Por un momento Cynthia no dijo nada y caminó lentamente arriba y abajo.
—Estoy intentando aclarar las ideas, Terry. ¿Qué es lo que estás diciendo? ¿Estás diciendo que crees que yo escribí la nota? Y si es así, ¿que siempre he sabido dónde estaba mi familia? ¿Mi familia? ¿Siempre he sabido que estaban en esa cantera?
—No… necesariamente —repliqué.
—¿No necesariamente? Entonces ¿qué es exactamente lo que piensas?
—Sinceramente, Cyn, no lo sé. Ya no sé qué pensar. Pero en cuanto vi la carta, supe que la habían escrito con mi máquina de escribir. Y sabía que no la había escrito yo. Eso te dejaba sólo a ti, a menos que alguien hubiera entrado y hubiera usado mi máquina de escribir para… para… no sé, para que pareciera que la habíamos escrito uno de nosotros dos.
—Ya sabíamos que alguien más ha estado en casa —replicó Cynthia—. El sombrero, el correo electrónico. ¿Y aun así pensaste que lo había hecho yo?
—Ojalá no lo hubiera pensado —dije.
Me miró directamente a los ojos y adoptó una expresión de seriedad mortal.

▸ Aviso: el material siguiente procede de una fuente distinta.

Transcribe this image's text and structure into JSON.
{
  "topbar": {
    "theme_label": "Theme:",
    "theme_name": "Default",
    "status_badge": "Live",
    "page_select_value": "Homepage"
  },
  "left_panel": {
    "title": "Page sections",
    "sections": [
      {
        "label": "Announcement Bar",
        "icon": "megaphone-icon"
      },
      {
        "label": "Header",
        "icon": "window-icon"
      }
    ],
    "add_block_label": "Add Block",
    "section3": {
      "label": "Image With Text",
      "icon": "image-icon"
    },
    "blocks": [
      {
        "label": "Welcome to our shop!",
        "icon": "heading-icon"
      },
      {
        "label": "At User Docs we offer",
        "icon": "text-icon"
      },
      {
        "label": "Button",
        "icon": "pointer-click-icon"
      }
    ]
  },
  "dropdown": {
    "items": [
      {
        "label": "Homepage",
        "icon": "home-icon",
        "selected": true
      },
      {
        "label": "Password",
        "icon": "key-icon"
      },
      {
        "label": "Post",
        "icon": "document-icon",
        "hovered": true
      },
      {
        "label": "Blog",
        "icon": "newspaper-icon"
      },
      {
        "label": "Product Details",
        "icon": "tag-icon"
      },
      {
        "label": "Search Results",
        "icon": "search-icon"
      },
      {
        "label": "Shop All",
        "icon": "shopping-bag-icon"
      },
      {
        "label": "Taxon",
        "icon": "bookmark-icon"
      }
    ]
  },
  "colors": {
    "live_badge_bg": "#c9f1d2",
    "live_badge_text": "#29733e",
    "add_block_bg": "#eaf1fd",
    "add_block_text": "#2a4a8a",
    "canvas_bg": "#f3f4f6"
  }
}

—¿Crees que maté a mi familia? —me preguntó.
—Oh, por Dios.
—Eso no es una respuesta.
—No, no lo creo.
—Pero se te ha pasado por la cabeza, ¿verdad? ¿Te has preguntado alguna vez si es posible que lo hiciera yo?
—No —dijo—, no lo he hecho. Pero últimamente me he preguntado si el estrés que estás sufriendo, lo que has tenido que soportar durante todos estos años, te ha hecho… —me sentía como si estuviera pisando huevos— pensar, o percibir cosas, o incluso hacer cosas de una forma que no ha sido… no sé… totalmente racional.
—Oh —dijo Cynthia.
—Cuando me di cuenta de que la carta la habían escrito con mi máquina… Pensé que podrías haberlo hecho para que la policía se interesara por el caso, para hacer algo, para intentar resolverlo de una vez por todas.

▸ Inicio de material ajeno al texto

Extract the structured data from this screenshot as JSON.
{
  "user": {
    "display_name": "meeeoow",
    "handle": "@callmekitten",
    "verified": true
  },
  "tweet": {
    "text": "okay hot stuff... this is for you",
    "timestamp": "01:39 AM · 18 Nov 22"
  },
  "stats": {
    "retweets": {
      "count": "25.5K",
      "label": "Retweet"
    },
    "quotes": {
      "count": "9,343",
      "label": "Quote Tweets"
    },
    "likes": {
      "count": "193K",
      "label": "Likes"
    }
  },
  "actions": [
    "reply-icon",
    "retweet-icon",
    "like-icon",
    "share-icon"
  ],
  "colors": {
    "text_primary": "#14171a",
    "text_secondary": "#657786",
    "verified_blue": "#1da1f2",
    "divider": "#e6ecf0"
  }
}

—¿Así que les doy una pista totalmente estúpida? ¿Y por qué elegir ese sitio, ese lugar en particular?
—No lo sé.
Alguien dio unos golpes en la pared de la habitación y la detective Rona Wedmore apareció por la puerta. No tenía ni idea de cuánto tiempo llevaba ahí, cuánto hacía que estaba escuchando.
—Vamos —dijo—. Enviaremos a unos submarinistas.
Lo organizaron todo para el día siguiente. Nos encontraríamos con la patrulla de submarinistas de la policía a las diez de la mañana, en la cantera. Cynthia acompañó a Grace a la escuela y quedó con una vecina para que la fuera a buscar por la tarde y la llevara a casa si no volvíamos a tiempo.
Volví a llamar a la escuela, pregunté por Rolly y le dije que aquel día tampoco iría.
—Por Dios, ¿qué pasa ahora?
Le dije adónde íbamos, y que los submarinistas iban a sumergirse en la cantera.
—Chicos, lo siento mucho —dijo—. Esto parece no acabar nunca. ¿Por qué no busco a alguien que te pueda sustituir toda esta semana? Conozco a una pareja de profesores que se ha jubilado recientemente y que podrían hacer una sustitución temporal.
—Que no sea la que tartamudea. Los chicos se la comerán viva. —Hice una pausa—. Ya sé que esto no viene muy a cuento, pero me gustaría preguntarte una cosa.
—Dispara.
—¿Te dice algo el nombre de Coonie Gormley?
—¿Quién?
—La mataron unos meses antes de que Clayton, Patricia y Todd desaparecieran. En el norte del estado. En un principio se pensó que un coche la había golpeado y se había dado a la fuga, pero no fue exactamente así. No fue un accidente.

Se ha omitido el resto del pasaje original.